De esa manera, Flores tuvo bajo su control a 200 presos y tenía poder sobre prácticamente todo el penal, pero un día apareció un rival que envió a un preso a quitarle la vida con un puñal.

Flores contó que ya estaba al tanto del ataque, por lo que cuando llegó el momento logró apuñalar 18 veces a su asesino. “Pensé que me darían cadena perpetua, pero el tipo sobrevivió y nunca me acusó”, dijo.

Luego de ese incidente, las autoridades decidieron que el hombre pasaría el resto de sus días en una celda aislada, lugar que le sirvió para reflexionar sobre sus acciones y encontrarse con Dios.

“No veía el sol, no tenía visitas, ni contactos ni acceso al teléfono. Fue la primera vez que fui honesto conmigo mismo. Muchas de las cosas que hice fueron por puro miedo y no porque fuese el más bravo”, recordó.

Es así como empezó a reformarse para una nueva vida que empezaría en 2014 tras su liberación, pero las cosas no fueron como esperaba, ya que sus antecedentes criminales eran un lastre que le cerraba las puertas.

“Cuando cambié y salí, uno se da cuenta de muchas cosas. La gente, tu familia, tu comunidad, tu iglesia, quieren que cambies, pero cuando tienen que darte una oportunidad las cosas son muy diferentes”, indicó.

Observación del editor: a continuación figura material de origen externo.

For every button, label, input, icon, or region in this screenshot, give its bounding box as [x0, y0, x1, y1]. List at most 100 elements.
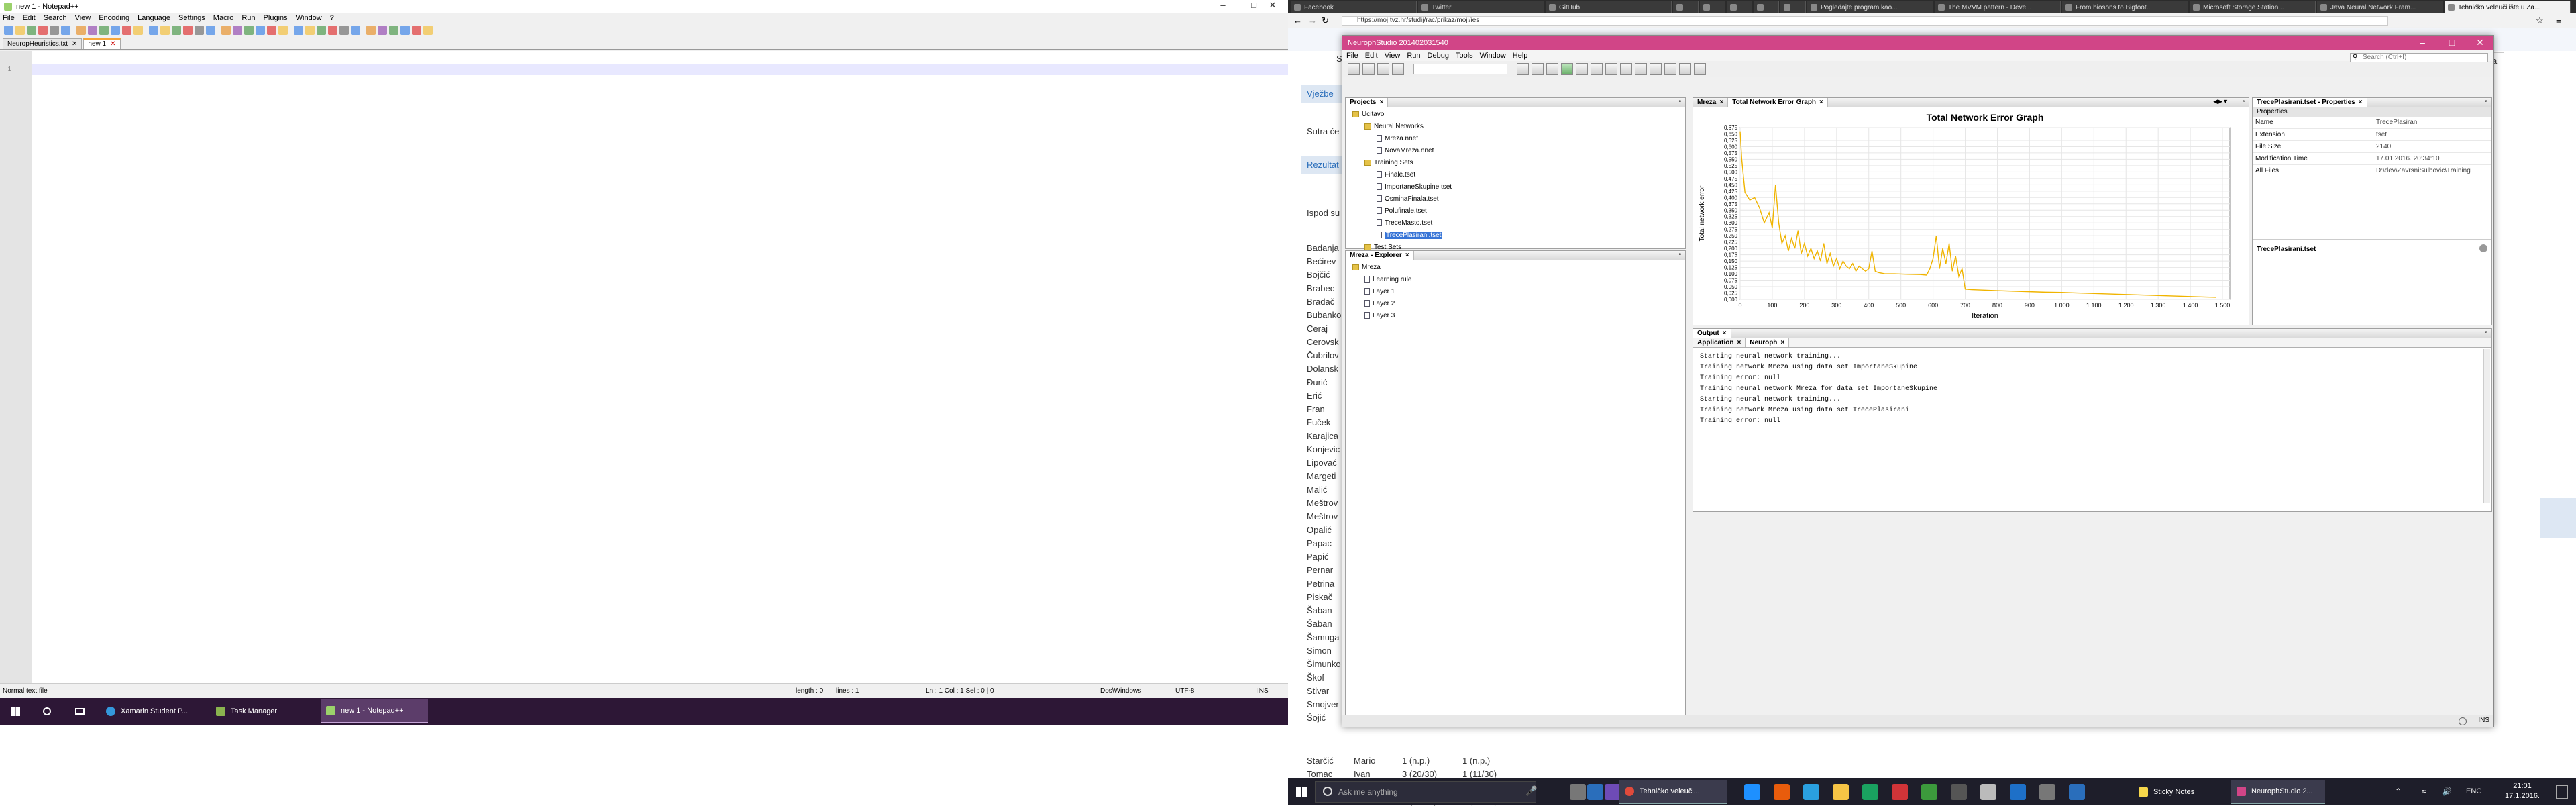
help-icon[interactable] — [2479, 244, 2487, 252]
notepad-tab[interactable]: NeuropHeuristics.txt ✕ — [3, 38, 83, 49]
close-icon[interactable]: × — [1819, 99, 1823, 106]
tab-total-network-error-graph[interactable]: Total Network Error Graph × — [1728, 98, 1828, 107]
start-button[interactable] — [1293, 784, 1309, 800]
menu-item[interactable]: Run — [241, 14, 255, 22]
notepad-editor[interactable]: 1 — [0, 51, 1288, 683]
close-icon[interactable]: × — [1379, 99, 1383, 106]
notepad-tab-active[interactable]: new 1 ✕ — [83, 38, 121, 49]
toolbar-icon[interactable] — [1348, 62, 1360, 75]
browser-tab[interactable]: The MVVM pattern - Deve... — [1935, 1, 2061, 13]
reload-icon[interactable]: ↻ — [1322, 15, 1329, 26]
tab-projects[interactable]: Projects × — [1346, 98, 1389, 107]
toolbar-icon[interactable] — [1620, 62, 1632, 75]
pinned-app-icon[interactable] — [1605, 784, 1621, 800]
pinned-app-icon[interactable] — [1921, 784, 1937, 800]
toolbar-icon[interactable] — [1532, 62, 1544, 75]
tree-node[interactable]: Polufinale.tset — [1348, 205, 1682, 217]
toolbar-icon[interactable] — [1591, 62, 1603, 75]
browser-tab[interactable] — [1700, 1, 1725, 13]
minimize-panel-icon[interactable]: ▫ — [1678, 251, 1681, 258]
close-icon[interactable]: × — [1723, 330, 1727, 337]
tray-chevron-icon[interactable]: ⌃ — [2395, 787, 2402, 796]
menu-item[interactable]: Macro — [213, 14, 234, 22]
toolbar-icon[interactable] — [206, 26, 215, 35]
tree-node[interactable]: TreceMasto.tset — [1348, 217, 1682, 230]
minimize-panel-icon[interactable]: ▫ — [2242, 98, 2245, 105]
tree-node[interactable]: Ucitavo — [1348, 109, 1682, 121]
pinned-app-icon[interactable] — [1803, 784, 1819, 800]
tree-node[interactable]: Learning rule — [1348, 274, 1682, 286]
toolbar-icon[interactable] — [1362, 62, 1375, 75]
tree-node[interactable]: Mreza.nnet — [1348, 133, 1682, 145]
pinned-app-icon[interactable] — [1744, 784, 1760, 800]
browser-tab[interactable] — [1727, 1, 1752, 13]
menu-item[interactable]: Edit — [23, 14, 36, 22]
toolbar-icon[interactable] — [400, 26, 410, 35]
taskbar-item-neurophstudio[interactable]: NeurophStudio 2... — [2231, 780, 2325, 804]
toolbar-icon[interactable] — [1605, 62, 1617, 75]
toolbar-icon[interactable] — [378, 26, 387, 35]
notification-icon[interactable] — [2459, 717, 2467, 725]
menu-item[interactable]: Plugins — [264, 14, 288, 22]
menu-item[interactable]: Run — [1407, 52, 1420, 60]
toolbar-icon[interactable] — [389, 26, 398, 35]
tab-explorer[interactable]: Mreza - Explorer × — [1346, 251, 1414, 260]
menu-item[interactable]: Settings — [178, 14, 205, 22]
browser-tab[interactable]: Microsoft Storage Station... — [2190, 1, 2316, 13]
address-bar[interactable]: https://moj.tvz.hr/studij/rac/prikaz/moj… — [1342, 16, 2388, 26]
config-dropdown[interactable] — [1413, 63, 1507, 74]
toolbar-icon[interactable] — [1377, 62, 1389, 75]
close-icon[interactable]: ✕ — [72, 40, 77, 48]
browser-tab[interactable]: GitHub — [1546, 1, 1672, 13]
browser-tab[interactable]: Twitter — [1418, 1, 1544, 13]
minimize-icon[interactable]: – — [1208, 0, 1238, 10]
close-icon[interactable]: × — [1737, 339, 1741, 346]
menu-icon[interactable]: ≡ — [2556, 15, 2561, 26]
close-icon[interactable]: × — [1719, 99, 1723, 106]
menu-item[interactable]: View — [1385, 52, 1401, 60]
tree-node[interactable]: Finale.tset — [1348, 169, 1682, 181]
toolbar-icon[interactable] — [1635, 62, 1647, 75]
task-view-icon[interactable] — [70, 699, 90, 723]
property-row[interactable]: Name TrecePlasirani — [2253, 117, 2491, 129]
pinned-app-icon[interactable] — [1892, 784, 1908, 800]
close-icon[interactable]: ✕ — [110, 40, 115, 48]
pinned-app-icon[interactable] — [2039, 784, 2055, 800]
tree-node[interactable]: Layer 3 — [1348, 310, 1682, 322]
toolbar-icon[interactable] — [27, 26, 36, 35]
browser-tab[interactable] — [1673, 1, 1699, 13]
tree-node[interactable]: ImportaneSkupine.tset — [1348, 181, 1682, 193]
toolbar-icon[interactable] — [1650, 62, 1662, 75]
browser-tab[interactable]: From biosons to Bigfoot... — [2062, 1, 2188, 13]
menu-item[interactable]: Window — [1480, 52, 1506, 60]
toolbar-icon[interactable] — [61, 26, 70, 35]
toolbar-icon[interactable] — [294, 26, 303, 35]
microphone-icon[interactable]: 🎤 — [1525, 785, 1537, 797]
toolbar-icon[interactable] — [99, 26, 109, 35]
menu-item[interactable]: Help — [1513, 52, 1528, 60]
toolbar-icon[interactable] — [15, 26, 25, 35]
toolbar-icon[interactable] — [328, 26, 337, 35]
toolbar-icon[interactable] — [1546, 62, 1558, 75]
toolbar-icon[interactable] — [38, 26, 48, 35]
browser-tab[interactable]: Tehničko veleučilište u Za... — [2445, 1, 2571, 13]
toolbar-icon[interactable] — [317, 26, 326, 35]
menu-item[interactable]: File — [3, 14, 15, 22]
maximize-icon[interactable]: □ — [2438, 37, 2465, 48]
tree-node[interactable]: Mreza — [1348, 262, 1682, 274]
toolbar-icon[interactable] — [233, 26, 242, 35]
pinned-app-icon[interactable] — [1951, 784, 1967, 800]
toolbar-icon[interactable] — [133, 26, 143, 35]
clock[interactable]: 21:01 17.1.2016. — [2496, 781, 2549, 801]
toolbar-icon[interactable] — [1576, 62, 1588, 75]
minimize-panel-icon[interactable]: ▫ — [2485, 329, 2487, 336]
menu-item[interactable]: File — [1346, 52, 1358, 60]
toolbar-icon[interactable] — [1561, 62, 1573, 75]
tab-properties[interactable]: TrecePlasirani.tset - Properties × — [2253, 98, 2367, 107]
tree-node[interactable]: Layer 1 — [1348, 286, 1682, 298]
browser-tab[interactable]: Java Neural Network Fram... — [2317, 1, 2443, 13]
tree-node[interactable]: Training Sets — [1348, 157, 1682, 169]
toolbar-icon[interactable] — [366, 26, 376, 35]
action-center-icon[interactable] — [2556, 785, 2568, 799]
toolbar-icon[interactable] — [50, 26, 59, 35]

Con el pasar de los días, un contacto en North Valley Caring Services le dio la oportunidad de ser entrevistado por sus representantes, llegando a ocupar el puesto de director cinco años después por un programa alimenticio de alto impacto.

“Ofrecemos ayuda”

Como director de la organización, Flores se enorgullece de que esta no solo se encarga de alimentar a las personas de bajos recursos, sino que educa a los niños y jóvenes en áreas tan comunes para cualquier persona ajena como, por ejemplo, el uso de una computadora.

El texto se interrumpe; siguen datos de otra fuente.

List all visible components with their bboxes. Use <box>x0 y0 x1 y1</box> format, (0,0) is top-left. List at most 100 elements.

Asimismo, instruyen a las personas para que puedan desarrollar emprendimientos en los que les ayuda a obtener el 100% de las ganancias al encontrarles lugares para sus ventas. También hay quienes consiguieron empleos.

“Varias personas han conseguido buenos contratos y ahora se encuentran en otro nivel económico. Por medio de nuestros programas, hemos conseguido impactar a un 20% de las personas del área de San Fernando”, señaló.

En 2021, Manny Flores es un hombre que contrajo matrimonio por segunda vez y que se alegra de haberlo hecho sin esconder su pasado. De igual manera, destacó que su padre, quien falleció hace un mes, pudo ver sus cambios con una organización que espera que tenga otras dos sedes.